La experiencia comenzó en septiembre de 2019 en The Community for Learning (TCFL), donde los alumnos empezaron a guardar sus dispositivos en estuches personales con cierre magnético. El teléfono permanecía con cada estudiante, aunque solo podía ser abierto al terminar las clases o cuando un profesor autorizara su uso con fines educativos.
De acuerdo con una publicación de Diario Libre, elaborada por la periodista Kari Mancebo, la decisión surgió después de que el centro observara cómo los profesores dedicaban cada vez más tiempo a controlar teléfonos, juegos, videos y mensajes, en lugar de concentrarse plenamente en la enseñanza.
Celulares en las aulas: impactantes cambios en los estudiantes
El impacto comenzó a notarse rápidamente. Los docentes reportaron menos interrupciones y mejores condiciones para desarrollar las clases, mientras que durante los recreos los estudiantes retomaron las conversaciones y los juegos colectivos.
Según recoge Diario Libre, algunos alumnos reconocieron que la adaptación tomó apenas unos días y que, posteriormente, comenzaron a relacionarse más con sus compañeros y profesores. También percibieron una reducción de la necesidad constante de revisar el teléfono.
La experiencia de TCFL mostró que limitar los celulares en las aulas no significa rechazar la tecnología. El colegio mantuvo excepciones para utilizar los dispositivos cuando fueran necesarios dentro de una actividad pedagógica supervisada.
Años después, investigaciones internacionales reforzaron parte de esas observaciones.
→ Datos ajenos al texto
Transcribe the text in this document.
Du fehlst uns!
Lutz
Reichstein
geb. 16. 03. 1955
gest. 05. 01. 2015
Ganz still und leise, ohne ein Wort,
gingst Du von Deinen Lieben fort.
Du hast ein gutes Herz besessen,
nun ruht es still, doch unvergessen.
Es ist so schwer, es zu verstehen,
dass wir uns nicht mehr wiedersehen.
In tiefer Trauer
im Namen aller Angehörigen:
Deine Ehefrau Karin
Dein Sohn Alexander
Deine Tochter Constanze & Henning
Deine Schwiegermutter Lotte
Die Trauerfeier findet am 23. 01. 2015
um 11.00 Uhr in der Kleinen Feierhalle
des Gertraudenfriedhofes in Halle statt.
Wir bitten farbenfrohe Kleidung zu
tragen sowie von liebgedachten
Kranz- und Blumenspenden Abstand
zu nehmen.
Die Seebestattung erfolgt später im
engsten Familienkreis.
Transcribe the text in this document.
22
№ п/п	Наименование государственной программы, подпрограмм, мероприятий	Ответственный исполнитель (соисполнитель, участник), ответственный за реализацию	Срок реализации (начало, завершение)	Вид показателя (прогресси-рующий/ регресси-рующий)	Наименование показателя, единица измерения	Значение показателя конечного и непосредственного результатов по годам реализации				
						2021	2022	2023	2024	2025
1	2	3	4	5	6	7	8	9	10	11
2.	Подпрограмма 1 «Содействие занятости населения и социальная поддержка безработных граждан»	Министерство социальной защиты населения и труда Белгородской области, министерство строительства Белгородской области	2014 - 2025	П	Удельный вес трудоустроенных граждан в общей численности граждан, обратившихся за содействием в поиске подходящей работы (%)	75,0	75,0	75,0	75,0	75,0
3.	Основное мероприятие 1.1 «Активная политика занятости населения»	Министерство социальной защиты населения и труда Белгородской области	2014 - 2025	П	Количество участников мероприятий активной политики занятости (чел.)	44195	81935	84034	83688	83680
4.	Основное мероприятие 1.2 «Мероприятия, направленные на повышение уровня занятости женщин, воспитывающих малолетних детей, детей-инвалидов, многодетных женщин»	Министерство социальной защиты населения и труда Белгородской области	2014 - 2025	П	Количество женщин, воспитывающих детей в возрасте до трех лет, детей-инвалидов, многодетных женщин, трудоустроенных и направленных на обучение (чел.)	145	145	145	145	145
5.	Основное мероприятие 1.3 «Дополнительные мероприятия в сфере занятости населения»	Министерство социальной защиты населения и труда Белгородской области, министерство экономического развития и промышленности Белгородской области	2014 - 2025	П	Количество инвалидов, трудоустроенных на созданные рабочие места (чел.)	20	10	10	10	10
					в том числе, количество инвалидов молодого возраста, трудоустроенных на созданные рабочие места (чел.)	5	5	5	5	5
Estudios citados en el reportaje de Kari Mancebo para Diario Libre relacionan las restricciones al celular con menores distracciones y, en determinados casos, mejoras en el rendimiento académico, especialmente entre estudiantes que previamente obtenían resultados más bajos.
Los datos de PISA 2022 también reflejaron el peso de la distracción digital: una proporción importante de estudiantes reconoció perder concentración durante las clases por sus propios dispositivos o los de sus compañeros.
República Dominicana regula el uso del celular
La discusión llegó posteriormente a las normas educativas dominicanas. Mediante la Orden Departamental 011-2026, el Ministerio de Educación estableció restricciones al uso de teléfonos en los centros públicos y privados.
La disposición prohíbe estos dispositivos en el nivel inicial, establece limitaciones en primaria y permite en secundaria su utilización principalmente cuando exista una finalidad educativa y supervisión docente.
Para The Community for Learning, la nueva política nacional encuentra un precedente en una decisión adoptada siete años antes. Su experiencia con los celulares en las aulas dejó una enseñanza que va más allá de las calificaciones: cuando la pantalla dejó de dominar el recreo, volvieron las conversaciones, los juegos y el ruido habitual de los estudiantes compartiendo entre sí.